There are a few lone voices willing to utter heresy. I am an avid follower of Ilusion Monetaria, a blog by ex-Bank of Spain economist (and monetarist) Miguel Navascues here.
Dr Navascues calls a spade a spade. He exhorts Spain to break free of EMU oppression immediately. (Ambrose Evans-Pritchard)

martes, 20 de enero de 2009

En el Daily Telegraph de hoy viene un comentario que es exactamente lo que yo decía en mi reciente artículo en LD y mi último post. El euro, un instrumento de tortura, me parece una metáfora muy ajustada de lo que va a pasar.

By Ambrose Evans-Pritchard

Last Updated: 6:29AM GMT 20 Jan 2009

Real interest rates of minus 2pc set by Frankfurt for German needs led to a Spanish property bubble of fearsome scale.
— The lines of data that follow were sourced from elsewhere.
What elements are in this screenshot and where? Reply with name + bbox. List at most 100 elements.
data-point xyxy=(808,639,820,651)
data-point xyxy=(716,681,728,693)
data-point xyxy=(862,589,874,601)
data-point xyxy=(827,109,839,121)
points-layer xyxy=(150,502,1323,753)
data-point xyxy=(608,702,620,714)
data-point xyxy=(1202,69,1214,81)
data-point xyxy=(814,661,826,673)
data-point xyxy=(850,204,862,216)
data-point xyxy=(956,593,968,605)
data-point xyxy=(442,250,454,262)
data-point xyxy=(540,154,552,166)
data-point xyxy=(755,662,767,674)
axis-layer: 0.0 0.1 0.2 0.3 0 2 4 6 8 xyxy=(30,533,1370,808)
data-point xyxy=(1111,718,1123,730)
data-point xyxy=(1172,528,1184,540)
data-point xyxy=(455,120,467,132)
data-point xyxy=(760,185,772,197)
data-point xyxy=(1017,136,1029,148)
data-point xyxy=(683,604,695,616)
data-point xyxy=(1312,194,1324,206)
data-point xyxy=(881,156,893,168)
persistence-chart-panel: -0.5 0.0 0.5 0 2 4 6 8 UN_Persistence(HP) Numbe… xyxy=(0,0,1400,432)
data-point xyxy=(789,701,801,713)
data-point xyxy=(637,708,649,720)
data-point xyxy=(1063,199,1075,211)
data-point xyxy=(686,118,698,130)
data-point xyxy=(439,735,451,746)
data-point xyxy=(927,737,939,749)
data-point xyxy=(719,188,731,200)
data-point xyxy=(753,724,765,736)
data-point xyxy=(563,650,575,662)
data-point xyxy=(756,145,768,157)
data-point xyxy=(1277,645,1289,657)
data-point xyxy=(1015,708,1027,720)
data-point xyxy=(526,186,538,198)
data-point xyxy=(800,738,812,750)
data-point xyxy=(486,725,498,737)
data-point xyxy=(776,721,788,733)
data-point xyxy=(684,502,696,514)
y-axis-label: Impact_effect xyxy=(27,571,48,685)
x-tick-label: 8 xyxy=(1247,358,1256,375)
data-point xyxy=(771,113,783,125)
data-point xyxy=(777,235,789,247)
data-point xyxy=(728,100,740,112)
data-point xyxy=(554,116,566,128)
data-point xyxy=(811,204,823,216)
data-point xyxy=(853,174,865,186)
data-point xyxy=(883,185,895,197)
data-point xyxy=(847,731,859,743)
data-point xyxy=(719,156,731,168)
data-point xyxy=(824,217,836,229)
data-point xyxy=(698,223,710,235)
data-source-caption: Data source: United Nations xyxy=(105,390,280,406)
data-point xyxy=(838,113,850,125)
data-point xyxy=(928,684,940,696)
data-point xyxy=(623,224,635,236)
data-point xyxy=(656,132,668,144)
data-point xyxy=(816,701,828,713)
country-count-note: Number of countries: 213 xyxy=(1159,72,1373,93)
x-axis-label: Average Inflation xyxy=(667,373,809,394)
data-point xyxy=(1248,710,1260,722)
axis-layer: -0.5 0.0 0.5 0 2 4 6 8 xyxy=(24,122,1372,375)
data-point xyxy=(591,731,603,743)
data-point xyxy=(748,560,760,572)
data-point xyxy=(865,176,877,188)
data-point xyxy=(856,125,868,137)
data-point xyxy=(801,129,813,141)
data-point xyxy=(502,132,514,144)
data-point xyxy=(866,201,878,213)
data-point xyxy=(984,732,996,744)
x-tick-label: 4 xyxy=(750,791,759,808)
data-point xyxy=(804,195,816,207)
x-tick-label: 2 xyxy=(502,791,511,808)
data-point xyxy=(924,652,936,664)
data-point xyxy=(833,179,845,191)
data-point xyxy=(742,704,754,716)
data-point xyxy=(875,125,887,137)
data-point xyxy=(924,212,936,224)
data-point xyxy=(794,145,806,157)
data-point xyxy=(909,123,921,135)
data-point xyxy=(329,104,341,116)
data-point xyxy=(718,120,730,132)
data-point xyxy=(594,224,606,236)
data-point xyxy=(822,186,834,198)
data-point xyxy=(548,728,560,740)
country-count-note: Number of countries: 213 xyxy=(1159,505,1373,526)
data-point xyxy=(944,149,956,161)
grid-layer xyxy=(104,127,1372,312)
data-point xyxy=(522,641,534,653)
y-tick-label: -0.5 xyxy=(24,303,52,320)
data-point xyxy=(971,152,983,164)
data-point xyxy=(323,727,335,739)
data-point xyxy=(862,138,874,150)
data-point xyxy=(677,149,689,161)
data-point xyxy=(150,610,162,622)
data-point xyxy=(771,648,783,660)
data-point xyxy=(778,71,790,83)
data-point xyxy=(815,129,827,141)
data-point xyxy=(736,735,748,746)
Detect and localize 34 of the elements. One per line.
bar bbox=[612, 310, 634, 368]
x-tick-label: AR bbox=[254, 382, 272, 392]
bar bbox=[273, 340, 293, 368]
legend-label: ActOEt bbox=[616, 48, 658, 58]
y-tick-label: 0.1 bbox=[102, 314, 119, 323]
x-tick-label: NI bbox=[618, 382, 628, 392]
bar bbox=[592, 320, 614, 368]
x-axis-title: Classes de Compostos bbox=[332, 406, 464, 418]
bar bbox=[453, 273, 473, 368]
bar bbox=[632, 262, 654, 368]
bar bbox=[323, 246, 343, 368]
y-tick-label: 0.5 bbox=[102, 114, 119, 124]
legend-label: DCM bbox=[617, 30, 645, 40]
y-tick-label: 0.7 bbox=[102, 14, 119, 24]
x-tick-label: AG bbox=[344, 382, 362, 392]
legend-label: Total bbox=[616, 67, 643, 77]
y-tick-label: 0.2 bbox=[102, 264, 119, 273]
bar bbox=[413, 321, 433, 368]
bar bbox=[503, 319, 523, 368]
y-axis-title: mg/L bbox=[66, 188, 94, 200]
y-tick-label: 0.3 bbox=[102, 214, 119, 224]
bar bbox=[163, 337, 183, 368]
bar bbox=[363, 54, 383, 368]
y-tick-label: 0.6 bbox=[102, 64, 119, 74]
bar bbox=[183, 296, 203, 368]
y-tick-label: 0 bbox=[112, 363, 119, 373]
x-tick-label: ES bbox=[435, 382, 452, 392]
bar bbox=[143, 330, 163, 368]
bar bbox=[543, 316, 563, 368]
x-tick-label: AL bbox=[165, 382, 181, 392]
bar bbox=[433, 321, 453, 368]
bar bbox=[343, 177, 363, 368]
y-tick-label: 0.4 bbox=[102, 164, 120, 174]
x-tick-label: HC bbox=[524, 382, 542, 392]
Construction rose to 16pc of GDP, trumping the British and US bubble by large margins. Spanish companies tapped the euro capital markets as if there was tomorrow. Reliance on foreign borrowing reached 10pc of GDP, among the world's highest. Wages went up and up. The result is a current account deficit that is also 10pc of GDP.

Now what? A country with full control over all levers of economic policy can claw its way out of such a hole. Spain can do almost nothing.

A key reason why Standard & Poor's has stripped Spain of its AAA credit rating is that the country no longer sets its own interest rates and cannot devalue its currency to restore balance.

S&P did not say explicitly that EMU has become an instrument of debt-deflation torture for Spain. That would be breaking the great euro taboo. It insisted that EMU provides an anchor of stability. But that is pro-forma dressing. The sub-text is that Spain cannot recover until it breaks its chains.

Spain has to claw back 20pc to 30pc against a stern German that will not inflate. Therefore, Spain must deflate. It must embark on a 1930s policy of draconian wage cuts.

It remains to be seen whether this will be tolerated by a democracy. Brussels expects Spanish unemployment to reach 19pc – or 4.5m people – by late next year. This is a depression.

Workers are already rising up against the ruling socialists. An angry march by trade unions in Zaragoza on Sunday is the first shot across the bows.

As yet, no Spanish heavyweight has questioned the orthodoxy of EMU membership. That may change, as it is changing in Ireland. The euro system is starting to inflict very grave hardship on ordinary people. This is exactly what critics always feared. In the end, it will breed conflict.